This article is more than 8 years old.

In the not-too-distant future, says Benzi Ronen, founder and CEO of Farmigo, consumers will use mobile phones to order non-perishables like toothpaste and toilet paper from Amazon and then buy their fresh food--from “humanely raised” lamb chops to “locally foraged” ramps--from his six-year-old online grocer based in Brooklyn, NY. Using technology and community-organizing techniques borrowed from the Obama campaign, he is building a network of Farmigo reps who are spreading the word throughout their neighborhoods and distributing food at weekly pick-ups. Farmigo operates only in New York, New Jersey and parts of northern California, but Ronen, 44, believes he can take his model to all 50 states. This interview has been edited and condensed.

Forbes: What is Farmigo?

Ronen: It’s an online farmer’s market that connects you directly to local producers in your area where you can get all of your fresh food needs.

Forbes: How big is the company?

Ronen: We have 60 employees. A year ago we had 20. I can’t reveal revenues but the business has doubled in the last three months. We’ve raised $10 million in venture funding, for some farms we represent 40% of their sales and we’re feeding 15,000 families a month in 300 locations.

Forbes: Are you profitable?

Ronen: No.

Forbes: Did you start Farmigo to make money or to further a social mission?
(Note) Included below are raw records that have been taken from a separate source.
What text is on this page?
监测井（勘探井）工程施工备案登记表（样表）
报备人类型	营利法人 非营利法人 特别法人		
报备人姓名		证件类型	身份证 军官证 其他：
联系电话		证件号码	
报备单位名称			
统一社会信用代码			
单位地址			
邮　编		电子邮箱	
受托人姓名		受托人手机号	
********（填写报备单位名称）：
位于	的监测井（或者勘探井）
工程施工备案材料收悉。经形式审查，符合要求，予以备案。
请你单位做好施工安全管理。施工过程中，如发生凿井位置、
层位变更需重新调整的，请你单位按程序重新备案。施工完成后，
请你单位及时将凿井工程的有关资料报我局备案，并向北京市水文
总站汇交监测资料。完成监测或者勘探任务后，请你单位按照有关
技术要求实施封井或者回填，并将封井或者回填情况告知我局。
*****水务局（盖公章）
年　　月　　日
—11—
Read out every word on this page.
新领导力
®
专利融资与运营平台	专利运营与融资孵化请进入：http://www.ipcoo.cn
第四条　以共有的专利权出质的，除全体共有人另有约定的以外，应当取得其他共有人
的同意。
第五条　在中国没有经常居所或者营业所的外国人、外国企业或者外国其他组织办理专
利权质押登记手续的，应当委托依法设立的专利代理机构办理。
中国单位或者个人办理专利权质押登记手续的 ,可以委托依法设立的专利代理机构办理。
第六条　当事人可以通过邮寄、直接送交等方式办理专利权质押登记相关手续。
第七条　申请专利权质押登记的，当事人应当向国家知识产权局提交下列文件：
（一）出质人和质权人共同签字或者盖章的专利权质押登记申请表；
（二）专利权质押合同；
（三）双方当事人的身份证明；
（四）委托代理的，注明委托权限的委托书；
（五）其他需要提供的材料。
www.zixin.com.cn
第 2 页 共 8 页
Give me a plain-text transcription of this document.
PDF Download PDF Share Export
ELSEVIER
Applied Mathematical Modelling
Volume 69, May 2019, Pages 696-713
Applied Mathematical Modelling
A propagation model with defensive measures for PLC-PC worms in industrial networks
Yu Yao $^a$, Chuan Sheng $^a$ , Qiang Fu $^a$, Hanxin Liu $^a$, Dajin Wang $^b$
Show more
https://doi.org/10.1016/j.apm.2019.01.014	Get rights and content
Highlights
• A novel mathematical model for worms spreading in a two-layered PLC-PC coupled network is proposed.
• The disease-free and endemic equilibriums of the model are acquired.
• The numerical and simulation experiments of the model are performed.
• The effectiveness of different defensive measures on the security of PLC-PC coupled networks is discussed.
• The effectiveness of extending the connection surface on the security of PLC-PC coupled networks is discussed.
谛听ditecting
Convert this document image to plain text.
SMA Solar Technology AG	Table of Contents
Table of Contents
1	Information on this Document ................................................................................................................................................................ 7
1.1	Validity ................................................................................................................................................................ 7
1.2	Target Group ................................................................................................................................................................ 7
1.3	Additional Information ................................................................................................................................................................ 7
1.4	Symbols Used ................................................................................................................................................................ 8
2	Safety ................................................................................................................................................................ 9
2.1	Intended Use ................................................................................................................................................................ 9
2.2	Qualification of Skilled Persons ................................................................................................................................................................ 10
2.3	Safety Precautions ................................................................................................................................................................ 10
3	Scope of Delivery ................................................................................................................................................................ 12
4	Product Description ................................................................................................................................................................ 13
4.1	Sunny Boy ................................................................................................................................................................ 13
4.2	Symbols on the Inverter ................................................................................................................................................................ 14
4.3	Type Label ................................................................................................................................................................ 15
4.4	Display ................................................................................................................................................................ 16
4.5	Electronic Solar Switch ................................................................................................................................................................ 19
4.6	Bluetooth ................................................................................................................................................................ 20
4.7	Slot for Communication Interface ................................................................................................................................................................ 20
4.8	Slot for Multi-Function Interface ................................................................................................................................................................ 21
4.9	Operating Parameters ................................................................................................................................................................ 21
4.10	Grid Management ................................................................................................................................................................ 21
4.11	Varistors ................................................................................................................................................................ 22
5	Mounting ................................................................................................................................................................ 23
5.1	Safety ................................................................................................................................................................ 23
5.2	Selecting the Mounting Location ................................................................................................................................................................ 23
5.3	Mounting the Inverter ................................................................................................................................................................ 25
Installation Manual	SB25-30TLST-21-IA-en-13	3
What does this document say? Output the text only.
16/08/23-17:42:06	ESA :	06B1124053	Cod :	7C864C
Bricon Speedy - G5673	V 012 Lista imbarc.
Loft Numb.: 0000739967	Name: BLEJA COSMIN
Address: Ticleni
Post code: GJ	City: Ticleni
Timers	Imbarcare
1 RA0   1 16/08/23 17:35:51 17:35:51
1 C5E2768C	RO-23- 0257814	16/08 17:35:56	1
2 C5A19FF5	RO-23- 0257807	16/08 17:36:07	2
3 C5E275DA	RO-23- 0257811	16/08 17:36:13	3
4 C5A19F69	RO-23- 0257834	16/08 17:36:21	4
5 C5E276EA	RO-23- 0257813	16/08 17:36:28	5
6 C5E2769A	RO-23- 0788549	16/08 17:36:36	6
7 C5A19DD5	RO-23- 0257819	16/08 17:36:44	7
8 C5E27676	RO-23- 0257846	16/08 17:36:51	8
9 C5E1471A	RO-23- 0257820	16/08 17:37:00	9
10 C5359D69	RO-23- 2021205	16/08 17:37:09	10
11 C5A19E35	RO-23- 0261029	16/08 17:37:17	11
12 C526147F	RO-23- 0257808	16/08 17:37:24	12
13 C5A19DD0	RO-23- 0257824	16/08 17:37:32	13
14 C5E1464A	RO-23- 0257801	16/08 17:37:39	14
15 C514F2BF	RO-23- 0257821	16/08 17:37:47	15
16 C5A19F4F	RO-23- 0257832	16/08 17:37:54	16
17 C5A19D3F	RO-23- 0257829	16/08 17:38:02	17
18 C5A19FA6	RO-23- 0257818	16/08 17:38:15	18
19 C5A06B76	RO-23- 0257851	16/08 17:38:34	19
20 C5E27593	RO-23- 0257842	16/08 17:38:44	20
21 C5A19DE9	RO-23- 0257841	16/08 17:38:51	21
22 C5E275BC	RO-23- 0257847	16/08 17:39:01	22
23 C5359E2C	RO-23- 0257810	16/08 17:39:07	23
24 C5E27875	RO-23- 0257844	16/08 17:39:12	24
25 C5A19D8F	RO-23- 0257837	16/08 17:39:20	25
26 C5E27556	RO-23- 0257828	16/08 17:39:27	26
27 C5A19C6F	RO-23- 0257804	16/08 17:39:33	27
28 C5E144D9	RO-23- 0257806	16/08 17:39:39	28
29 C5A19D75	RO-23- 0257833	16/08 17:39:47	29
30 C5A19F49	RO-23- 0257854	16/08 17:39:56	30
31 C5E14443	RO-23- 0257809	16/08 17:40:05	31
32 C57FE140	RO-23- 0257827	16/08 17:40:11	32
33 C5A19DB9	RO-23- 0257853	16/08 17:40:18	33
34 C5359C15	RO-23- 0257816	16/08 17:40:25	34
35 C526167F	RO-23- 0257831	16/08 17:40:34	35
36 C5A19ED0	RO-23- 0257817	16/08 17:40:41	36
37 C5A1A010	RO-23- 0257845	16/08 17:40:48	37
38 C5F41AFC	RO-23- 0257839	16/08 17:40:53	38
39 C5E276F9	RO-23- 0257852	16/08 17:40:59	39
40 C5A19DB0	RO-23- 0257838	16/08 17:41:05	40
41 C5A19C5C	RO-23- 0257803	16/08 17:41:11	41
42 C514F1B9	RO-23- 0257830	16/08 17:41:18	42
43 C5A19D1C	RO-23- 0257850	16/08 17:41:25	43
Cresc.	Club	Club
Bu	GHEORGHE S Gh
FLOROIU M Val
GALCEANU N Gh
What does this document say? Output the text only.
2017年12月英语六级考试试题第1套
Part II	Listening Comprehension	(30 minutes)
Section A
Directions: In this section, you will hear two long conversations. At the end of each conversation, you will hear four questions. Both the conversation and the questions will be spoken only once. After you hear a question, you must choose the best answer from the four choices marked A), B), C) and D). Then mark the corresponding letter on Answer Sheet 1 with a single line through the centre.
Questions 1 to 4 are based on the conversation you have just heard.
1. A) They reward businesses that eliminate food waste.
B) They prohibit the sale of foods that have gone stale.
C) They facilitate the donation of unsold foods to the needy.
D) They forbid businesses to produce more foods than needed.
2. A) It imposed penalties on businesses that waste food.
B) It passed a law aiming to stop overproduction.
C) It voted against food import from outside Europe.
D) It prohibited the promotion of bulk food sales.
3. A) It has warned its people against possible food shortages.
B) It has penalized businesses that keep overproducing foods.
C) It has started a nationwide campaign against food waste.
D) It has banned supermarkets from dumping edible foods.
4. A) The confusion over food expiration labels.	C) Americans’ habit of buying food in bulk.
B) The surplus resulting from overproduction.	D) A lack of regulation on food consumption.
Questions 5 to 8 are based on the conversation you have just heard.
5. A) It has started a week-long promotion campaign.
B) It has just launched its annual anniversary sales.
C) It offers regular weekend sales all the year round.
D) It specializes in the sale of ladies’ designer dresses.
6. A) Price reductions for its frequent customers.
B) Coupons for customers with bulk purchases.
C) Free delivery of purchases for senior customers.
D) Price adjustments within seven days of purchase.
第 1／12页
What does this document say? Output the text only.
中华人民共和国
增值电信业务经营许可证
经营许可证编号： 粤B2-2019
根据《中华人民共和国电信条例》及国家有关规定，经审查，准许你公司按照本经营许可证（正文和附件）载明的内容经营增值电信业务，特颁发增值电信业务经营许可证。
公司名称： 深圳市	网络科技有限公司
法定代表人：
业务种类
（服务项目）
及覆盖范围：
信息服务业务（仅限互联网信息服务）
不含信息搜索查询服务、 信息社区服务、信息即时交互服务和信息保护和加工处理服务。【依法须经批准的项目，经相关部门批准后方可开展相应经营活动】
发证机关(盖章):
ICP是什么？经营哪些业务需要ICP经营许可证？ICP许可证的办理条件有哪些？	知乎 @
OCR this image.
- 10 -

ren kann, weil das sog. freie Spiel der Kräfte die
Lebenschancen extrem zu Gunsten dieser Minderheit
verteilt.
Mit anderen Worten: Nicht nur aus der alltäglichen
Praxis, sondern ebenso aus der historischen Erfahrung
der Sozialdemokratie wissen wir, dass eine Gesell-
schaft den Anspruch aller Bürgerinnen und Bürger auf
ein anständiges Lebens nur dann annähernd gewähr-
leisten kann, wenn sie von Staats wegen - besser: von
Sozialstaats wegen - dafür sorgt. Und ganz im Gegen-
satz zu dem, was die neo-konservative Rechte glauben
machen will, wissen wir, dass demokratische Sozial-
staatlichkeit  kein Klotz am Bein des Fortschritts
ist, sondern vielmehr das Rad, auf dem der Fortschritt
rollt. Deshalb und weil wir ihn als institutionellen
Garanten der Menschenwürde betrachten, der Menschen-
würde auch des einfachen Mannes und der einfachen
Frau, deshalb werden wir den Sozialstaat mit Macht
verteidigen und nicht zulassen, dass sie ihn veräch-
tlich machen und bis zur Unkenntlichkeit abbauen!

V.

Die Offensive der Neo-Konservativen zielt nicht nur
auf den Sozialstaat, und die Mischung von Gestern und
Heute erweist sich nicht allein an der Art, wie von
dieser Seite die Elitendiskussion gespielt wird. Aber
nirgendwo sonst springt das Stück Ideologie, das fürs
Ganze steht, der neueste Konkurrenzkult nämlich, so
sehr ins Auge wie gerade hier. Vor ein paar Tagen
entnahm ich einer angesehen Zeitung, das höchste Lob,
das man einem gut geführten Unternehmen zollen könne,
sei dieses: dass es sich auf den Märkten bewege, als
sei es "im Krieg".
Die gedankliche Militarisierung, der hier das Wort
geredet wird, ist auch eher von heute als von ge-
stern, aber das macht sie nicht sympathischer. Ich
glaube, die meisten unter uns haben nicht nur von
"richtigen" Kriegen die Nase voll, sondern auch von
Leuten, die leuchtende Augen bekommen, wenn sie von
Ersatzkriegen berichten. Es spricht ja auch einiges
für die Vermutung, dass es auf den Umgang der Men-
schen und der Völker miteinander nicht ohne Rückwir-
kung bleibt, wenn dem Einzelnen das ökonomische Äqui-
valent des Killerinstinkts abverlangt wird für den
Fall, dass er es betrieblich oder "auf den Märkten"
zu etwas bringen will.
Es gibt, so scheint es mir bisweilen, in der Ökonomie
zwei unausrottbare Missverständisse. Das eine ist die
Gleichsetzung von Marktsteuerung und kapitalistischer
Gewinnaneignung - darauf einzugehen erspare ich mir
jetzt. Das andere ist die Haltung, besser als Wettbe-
Ronen: Farmigo is a for-profit company. But we became one of the first Delaware Benefits Corporations. We changed the bylaws of our company so we’re not just about returning shareholder value, but also about maximizing the gains for our partners, who are farmers. The farmer gets 60% of the dollar you pay as a consumer. Our organizers get 10% and Farmigo gets 30%. That’s unheard of in the food business where farmers get 20%. When our investors say, “Let’s ratchet that down,” we say,“This is about making money” -- because if our partners are healthy, then they’re going to bring more of their friends to you.

Forbes: Where are you from and how did you come to the business world?

Ronen: I’m originally from New York. My father is Israeli and my mother is from New Jersey. I went to high school in Israel and I did my army service there. I went to graduate school at the University of Michigan and studied business.

Forbes: Tell me about the business you started before Farmigo.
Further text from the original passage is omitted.